Short Take at Sally Sprout Gallery	7/6!

Mark Allen's Sweet Grace of Snakes  is a very fashionable painting: retro
70's sherbet colors and adolescent-style doodles openly admit to
faddishness yet there is a core of sincerity which gives it a great staying
power. Drawn with fine-tuned lines (brittle and fleshy) the clownish face
of a child or pimp sits atop a snake/worm body. Awkward yet graceful.-
Paul Forsythe



Retraction: Artletter 32 contained an unsubstantiated rumor about the
Frank Freed show at the MFAH. I was wrong to print it, and I apologize to
both the Museum and the Eleanor and Frank Freed Foundation.-B.D. 
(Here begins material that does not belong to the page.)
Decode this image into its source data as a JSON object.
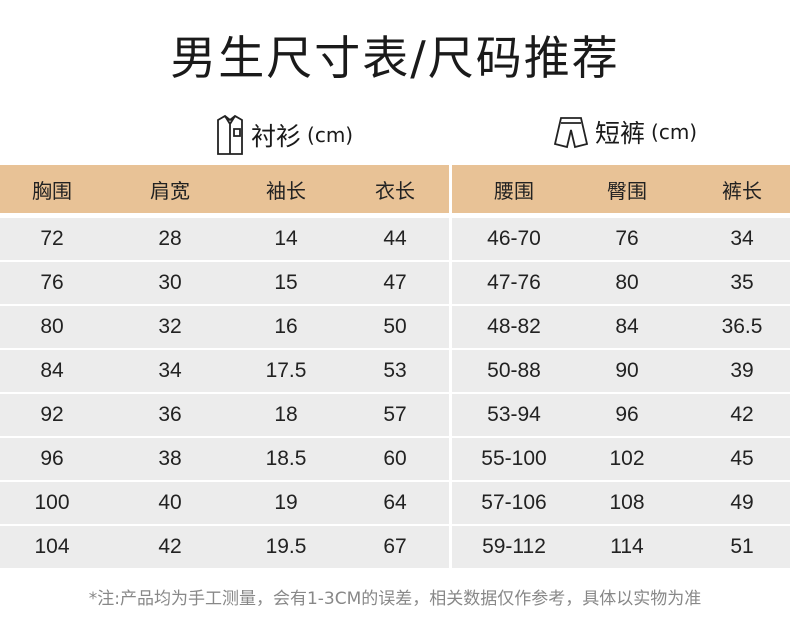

Frank Freed at the MFAH	9/8

These are likeable paintings. Freed's work has the strengths and
weaknesses of naive art: a lot of uninteresting works occasionally studded
with a piece which  emanates a quirky insight. Lack of technical facility is
offset by painstaking, patient work. Lack of pretension allows Freed's
middlebrow wit to ring true: an older man of the WWII generation, polite,
concerned, intelligent, Freed caricatures people with comradely humor and
gazes with mild paranoia at abstract art, freeways, and modern urban
alienation.-B.D.



The Big Show at Lawndale	8/3

A remarkably low level of total crap, and a few pieces which are
interesting, with an odd preponderance of high-school psychedelia. Points
of interest: Mark Allen's hairy-headed pinup bunny, Laura Kellner's
disgusting drain clog hairballs, Erik Kolflat's insanely laborious
large-scale magic marker work, James O'Donnell's delicate
candy-colored hidden picture doodle, Zack Ratliff's goofy paint by number
style desert, Debbie Riddle's fuzzy surveillance/ interrogation photo,
Kristina Spritzer's aggressive double-vagina dominatrix portrait, Sian
Hill's tiny abstract flight comic, Rosalind Lilly's odd seed platter, and
Joe Madden's kid's conception of the lunar cheese industry. Unignorable
and possibly worst of show is Cynthia Morgan Batmanis' circle of
headdresses for a mythical tribe of muffin headed interior decorators.-B.D.